PolicyBrief
H.R. 5337
119th CongressSep 11th 2025
Motor Carrier Safety Selection Standard Act of 2024
IN COMMITTEE

This Act establishes a "safe harbor" standard for shippers to prove they were not negligent when selecting a motor carrier by verifying registration, insurance, and FMCSA compliance.

Pete Stauber
R

Pete Stauber

Representative

MN-8

LEGISLATION

New Trucking Liability Shield: Shippers Get 'Safe Harbor' from Negligent Hiring Lawsuits

The Motor Carrier Safety Selection Standard Act of 2024 is all about changing the rules of the road—specifically, the rules around who gets sued when a truck causes an accident. Essentially, this legislation sets up a temporary 'safe harbor' defense for businesses that hire trucking companies (shippers, brokers, and freight forwarders) against claims that they negligently selected an unsafe carrier. To qualify for this protection, a business must check three boxes within 45 days before the shipment: verifying the carrier is registered with the federal government, confirming they have minimum required insurance, and ensuring the FMCSA has publicly confirmed the carrier meets all safety standards.

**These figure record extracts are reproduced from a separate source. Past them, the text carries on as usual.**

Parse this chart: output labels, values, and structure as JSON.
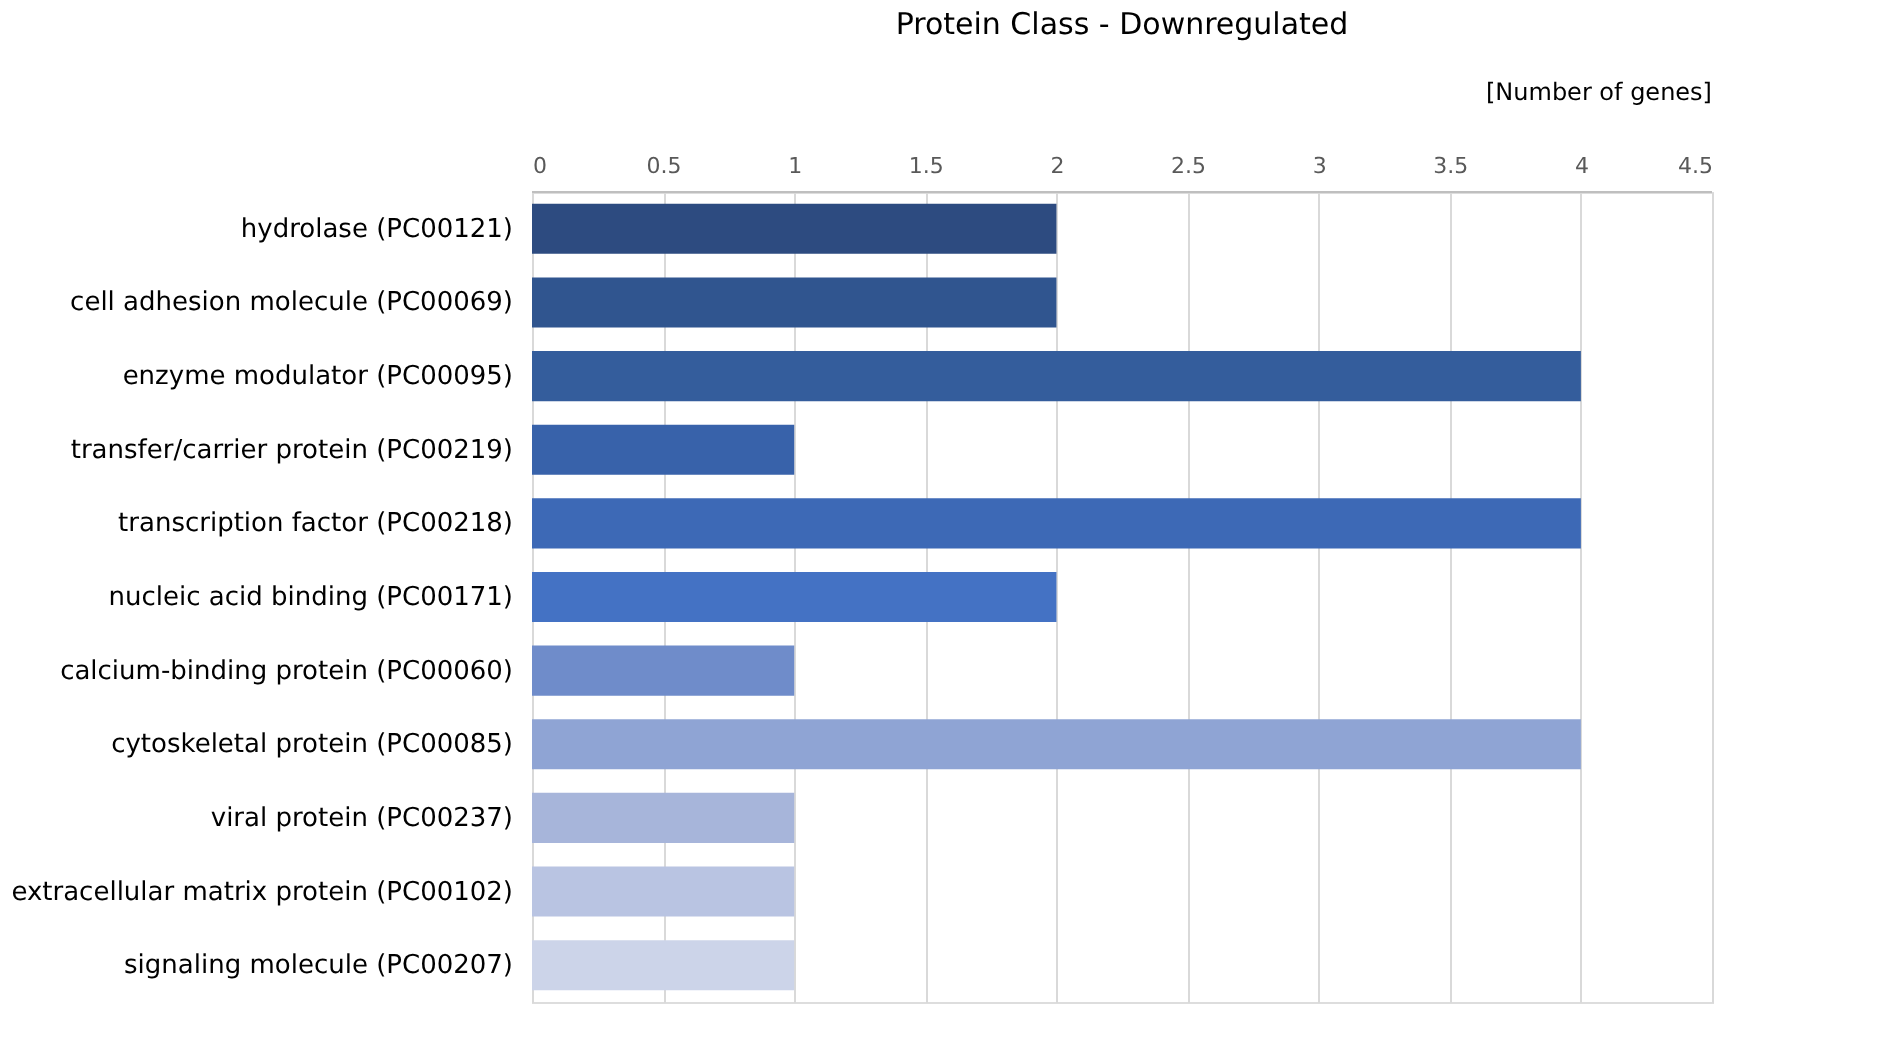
{
  "chart_data": {
    "type": "bar",
    "orientation": "horizontal",
    "title": "Protein Class - Downregulated",
    "xlabel": "[Number of genes]",
    "categories": [
      "hydrolase (PC00121)",
      "cell adhesion molecule (PC00069)",
      "enzyme modulator (PC00095)",
      "transfer/carrier protein (PC00219)",
      "transcription factor (PC00218)",
      "nucleic acid binding (PC00171)",
      "calcium-binding protein (PC00060)",
      "cytoskeletal protein (PC00085)",
      "viral protein (PC00237)",
      "extracellular matrix protein (PC00102)",
      "signaling molecule (PC00207)"
    ],
    "values": [
      2,
      2,
      4,
      1,
      4,
      2,
      1,
      4,
      1,
      1,
      1
    ],
    "colors": [
      "#2d4b80",
      "#30558f",
      "#345d9c",
      "#3862aa",
      "#3d69b6",
      "#4472c4",
      "#6f8cca",
      "#8fa4d4",
      "#a7b5da",
      "#b9c4e2",
      "#ccd4e9"
    ],
    "xlim": [
      0,
      4.5
    ],
    "xticks": [
      0,
      0.5,
      1,
      1.5,
      2,
      2.5,
      3,
      3.5,
      4,
      4.5
    ],
    "grid": "x"
  }
}
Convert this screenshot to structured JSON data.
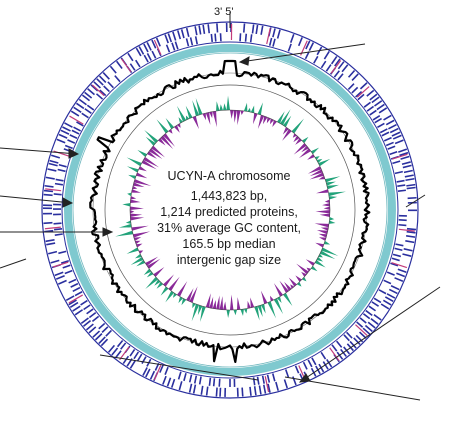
{
  "diagram": {
    "top_label": "3' 5'",
    "center_text": [
      "UCYN-A chromosome",
      "1,443,823 bp,",
      "1,214 predicted proteins,",
      "31% average GC content,",
      "165.5 bp median",
      "intergenic gap size"
    ],
    "colors": {
      "gene_ring": "#2a2f9e",
      "gene_ring_accent": "#c23b7a",
      "rna_ring": "#7fc9cf",
      "gc_skew_positive": "#22a37a",
      "gc_skew_negative": "#8a2a99",
      "gc_content": "#000000",
      "arrow": "#222222"
    }
  }
}
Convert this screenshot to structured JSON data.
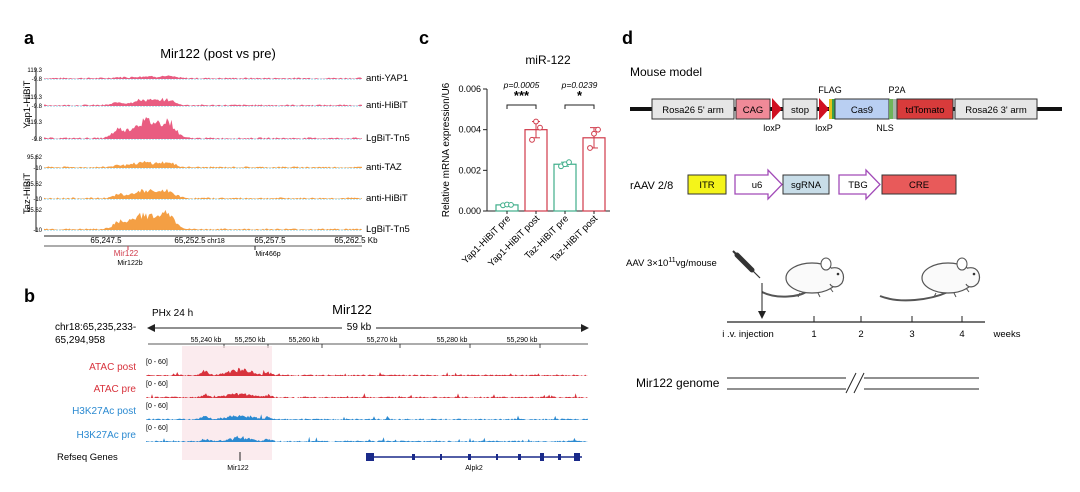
{
  "panel_a": {
    "letter": "a",
    "title": "Mir122 (post vs pre)",
    "groups": [
      {
        "label": "Yap1-HiBiT",
        "tracks": [
          {
            "name": "anti-YAP1",
            "max": "119.3",
            "min": "-9.8",
            "color": "#e8537a"
          },
          {
            "name": "anti-HiBiT",
            "max": "119.3",
            "min": "-9.8",
            "color": "#e8537a"
          },
          {
            "name": "LgBiT-Tn5",
            "max": "119.3",
            "min": "-9.8",
            "color": "#e8537a"
          }
        ]
      },
      {
        "label": "Taz-HiBiT",
        "tracks": [
          {
            "name": "anti-TAZ",
            "max": "95.62",
            "min": "-10",
            "color": "#f39a3a"
          },
          {
            "name": "anti-HiBiT",
            "max": "95.62",
            "min": "-10",
            "color": "#f39a3a"
          },
          {
            "name": "LgBiT-Tn5",
            "max": "95.62",
            "min": "-10",
            "color": "#f39a3a"
          }
        ]
      }
    ],
    "coords": [
      "65,247.5",
      "65,252.5",
      "65,257.5",
      "65,262.5 Kb"
    ],
    "chrom": "chr18",
    "genes": [
      "Mir122",
      "Mir122b",
      "Mir466p"
    ]
  },
  "panel_b": {
    "letter": "b",
    "condition": "PHx 24 h",
    "title": "Mir122",
    "region": "chr18:65,235,233-",
    "region2": "65,294,958",
    "span": "59 kb",
    "ticks": [
      "55,240 kb",
      "55,250 kb",
      "55,260 kb",
      "55,270 kb",
      "55,280 kb",
      "55,290 kb"
    ],
    "tracks": [
      {
        "name": "ATAC post",
        "range": "[0 - 60]",
        "color": "#d8323c"
      },
      {
        "name": "ATAC pre",
        "range": "[0 - 60]",
        "color": "#d8323c"
      },
      {
        "name": "H3K27Ac post",
        "range": "[0 - 60]",
        "color": "#2b8ad1"
      },
      {
        "name": "H3K27Ac pre",
        "range": "[0 - 60]",
        "color": "#2b8ad1"
      }
    ],
    "refseq_label": "Refseq Genes",
    "genes": [
      "Mir122",
      "Alpk2"
    ]
  },
  "panel_c": {
    "letter": "c",
    "chart_data": {
      "type": "bar",
      "title": "miR-122",
      "ylabel": "Relative mRNA expression/U6",
      "ylim": [
        0,
        0.006
      ],
      "yticks": [
        "0.000",
        "0.002",
        "0.004",
        "0.006"
      ],
      "categories": [
        "Yap1-HiBiT pre",
        "Yap1-HiBiT post",
        "Taz-HiBiT pre",
        "Taz-HiBiT post"
      ],
      "values": [
        0.0003,
        0.004,
        0.0023,
        0.0036
      ],
      "errors": [
        5e-05,
        0.0004,
        0.0001,
        0.0005
      ],
      "points": [
        [
          0.00028,
          0.00032,
          0.0003
        ],
        [
          0.0035,
          0.0044,
          0.0041
        ],
        [
          0.0022,
          0.0023,
          0.0024
        ],
        [
          0.0031,
          0.0038,
          0.004
        ]
      ],
      "colors": [
        "#3fae8a",
        "#d03a4a",
        "#3fae8a",
        "#d03a4a"
      ],
      "comparisons": [
        {
          "p": "p=0.0005",
          "stars": "***"
        },
        {
          "p": "p=0.0239",
          "stars": "*"
        }
      ]
    }
  },
  "panel_d": {
    "letter": "d",
    "mouse_model_label": "Mouse model",
    "construct": [
      "Rosa26 5' arm",
      "CAG",
      "stop",
      "Cas9",
      "tdTomato",
      "Rosa26 3' arm"
    ],
    "construct_labels": {
      "loxp1": "loxP",
      "loxp2": "loxP",
      "flag": "FLAG",
      "p2a": "P2A",
      "nls": "NLS"
    },
    "raav_label": "rAAV 2/8",
    "raav": [
      "ITR",
      "u6",
      "sgRNA",
      "TBG",
      "CRE"
    ],
    "dose_prefix": "AAV 3×10",
    "dose_exp": "11",
    "dose_suffix": "vg/mouse",
    "timeline": {
      "injection": "i .v. injection",
      "ticks": [
        "1",
        "2",
        "3",
        "4"
      ],
      "unit": "weeks"
    },
    "genome_label": "Mir122 genome"
  }
}
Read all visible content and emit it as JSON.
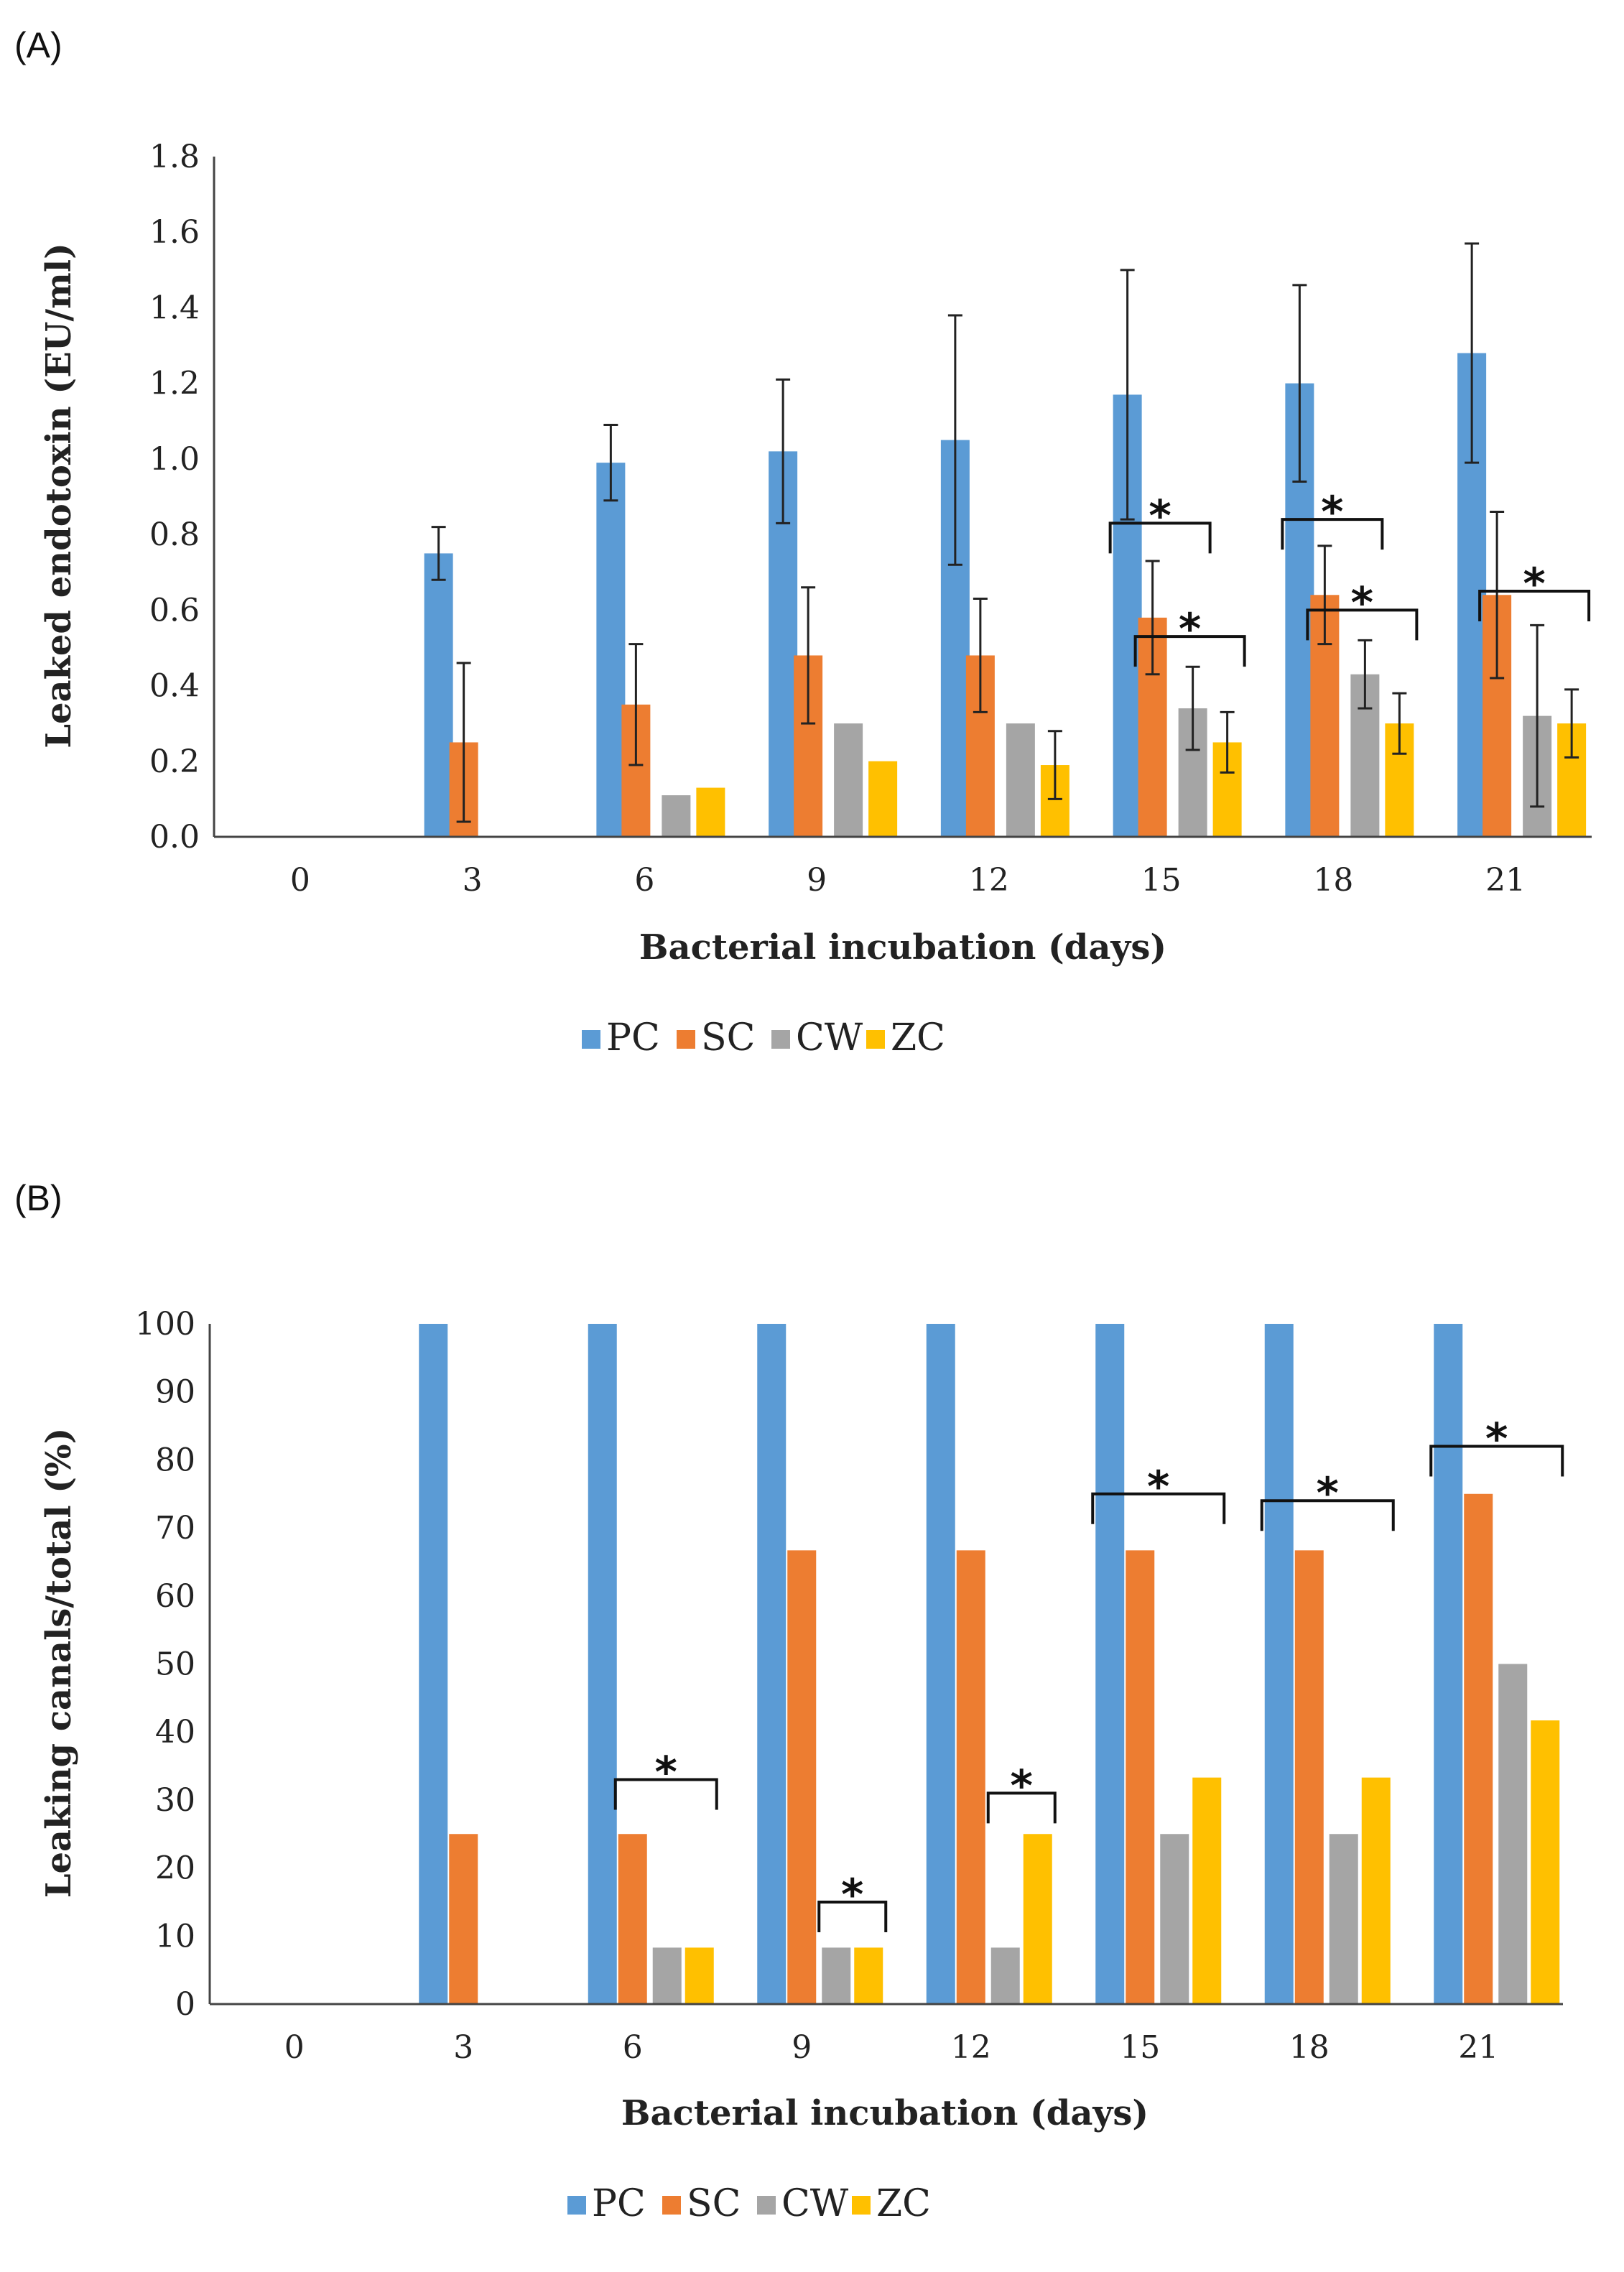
{
  "colors": {
    "PC": "#5b9bd5",
    "SC": "#ed7d31",
    "CW": "#a5a5a5",
    "ZC": "#ffc000"
  },
  "chart_data": [
    {
      "panel": "(A)",
      "type": "bar",
      "xlabel": "Bacterial incubation (days)",
      "ylabel": "Leaked endotoxin (EU/ml)",
      "categories": [
        "0",
        "3",
        "6",
        "9",
        "12",
        "15",
        "18",
        "21"
      ],
      "ylim": [
        0,
        1.8
      ],
      "yticks": [
        "0.0",
        "0.2",
        "0.4",
        "0.6",
        "0.8",
        "1.0",
        "1.2",
        "1.4",
        "1.6",
        "1.8"
      ],
      "grid": false,
      "legend": "bottom",
      "series": [
        {
          "name": "PC",
          "values": [
            0,
            0.75,
            0.99,
            1.02,
            1.05,
            1.17,
            1.2,
            1.28
          ],
          "errors": [
            0,
            0.07,
            0.1,
            0.19,
            0.33,
            0.33,
            0.26,
            0.29
          ]
        },
        {
          "name": "SC",
          "values": [
            0,
            0.25,
            0.35,
            0.48,
            0.48,
            0.58,
            0.64,
            0.64
          ],
          "errors": [
            0,
            0.21,
            0.16,
            0.18,
            0.15,
            0.15,
            0.13,
            0.22
          ]
        },
        {
          "name": "CW",
          "values": [
            0,
            0,
            0.11,
            0.3,
            0.3,
            0.34,
            0.43,
            0.32
          ],
          "errors": [
            0,
            0,
            0,
            0,
            0,
            0.11,
            0.09,
            0.24
          ]
        },
        {
          "name": "ZC",
          "values": [
            0,
            0,
            0.13,
            0.2,
            0.19,
            0.25,
            0.3,
            0.3
          ],
          "errors": [
            0,
            0,
            0,
            0,
            0.09,
            0.08,
            0.08,
            0.09
          ]
        }
      ],
      "annotations": [
        {
          "text": "*",
          "category": "15",
          "from": "PC",
          "to": "CW",
          "y": 0.83
        },
        {
          "text": "*",
          "category": "15",
          "from": "SC",
          "to": "ZC",
          "y": 0.53
        },
        {
          "text": "*",
          "category": "18",
          "from": "PC",
          "to": "CW",
          "y": 0.84
        },
        {
          "text": "*",
          "category": "18",
          "from": "SC",
          "to": "ZC",
          "y": 0.6
        },
        {
          "text": "*",
          "category": "21",
          "from": "SC",
          "to": "ZC",
          "y": 0.65
        }
      ]
    },
    {
      "panel": "(B)",
      "type": "bar",
      "xlabel": "Bacterial incubation (days)",
      "ylabel": "Leaking canals/total (%)",
      "categories": [
        "0",
        "3",
        "6",
        "9",
        "12",
        "15",
        "18",
        "21"
      ],
      "ylim": [
        0,
        100
      ],
      "yticks": [
        "0",
        "10",
        "20",
        "30",
        "40",
        "50",
        "60",
        "70",
        "80",
        "90",
        "100"
      ],
      "grid": false,
      "legend": "bottom",
      "series": [
        {
          "name": "PC",
          "values": [
            0,
            100,
            100,
            100,
            100,
            100,
            100,
            100
          ]
        },
        {
          "name": "SC",
          "values": [
            0,
            25,
            25,
            66.7,
            66.7,
            66.7,
            66.7,
            75
          ]
        },
        {
          "name": "CW",
          "values": [
            0,
            0,
            8.3,
            8.3,
            8.3,
            25,
            25,
            50
          ]
        },
        {
          "name": "ZC",
          "values": [
            0,
            0,
            8.3,
            8.3,
            25,
            33.3,
            33.3,
            41.7
          ]
        }
      ],
      "annotations": [
        {
          "text": "*",
          "category": "6",
          "from": "SC",
          "to": "ZC",
          "y": 33
        },
        {
          "text": "*",
          "category": "9",
          "from": "CW",
          "to": "ZC",
          "y": 15
        },
        {
          "text": "*",
          "category": "12",
          "from": "CW",
          "to": "ZC",
          "y": 31
        },
        {
          "text": "*",
          "category": "15",
          "from": "PC",
          "to": "ZC",
          "y": 75
        },
        {
          "text": "*",
          "category": "18",
          "from": "PC",
          "to": "ZC",
          "y": 74
        },
        {
          "text": "*",
          "category": "21",
          "from": "PC",
          "to": "ZC",
          "y": 82
        }
      ]
    }
  ]
}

The Logistics Liability Loophole

For a busy logistics manager or a small business owner who ships goods, this bill offers a huge reduction in legal risk. If your company hires a carrier that later causes a crash, you can point to these three checks and say, "We did our due diligence." This makes it much harder for accident victims to sue the shipper for negligent hiring, shifting the legal focus squarely onto the trucking company itself. The bill explicitly requires the FMCSA’s public confirmation to state either that the carrier is fully authorized to operate or that it fails to meet one or more requirements. This clarity is a win for businesses needing a straightforward way to verify compliance.

The Safety Catch-22

Here’s where things get complicated for regular folks. While the bill incentivizes shippers to perform basic checks, it also lowers the standard of care. Say a trucking company passes the three checks on Monday, but then gets hit with a major safety violation on Tuesday that hasn't been publicly updated by the FMCSA yet. If the shipper uses them on Wednesday and an accident happens, the shipper is still legally protected because they checked the boxes within the 45-day window. For victims of accidents, this means the path to holding a deep-pocketed shipper or broker accountable for poor selection just got significantly tougher, potentially limiting compensation.

A One-Year Countdown to New Rules

This safe harbor isn't forever. The entire framework is temporary until the Secretary of Transportation finalizes new, comprehensive rules for determining a motor carrier's "safety fitness." This must happen within one year of the Act becoming law. The new regulations must incorporate the verification requirements laid out here and use all available data to judge a carrier’s fitness, which should theoretically create a more holistic safety standard. Once those new rules are in place, the current safe harbor defense expires, replaced by whatever the new regulatory standard dictates. This creates a period of uncertainty for the industry until those final rules drop.

A Break for Household Movers

If you’re just an individual moving your own stuff—say, relocating your family across state lines—and you hire a carrier, you get an automatic pass. If you get sued over your choice of moving company, you are automatically considered "reasonable and prudent" just by showing you hired a covered carrier. You don't have to worry about checking registration, insurance, or FMCSA status. This is a clear benefit for consumers who lack the resources and expertise of professional logistics companies. Separately, the bill makes sure it doesn't mess with any existing state laws governing drayage, which is the short-haul trucking that connects ports and rail yards.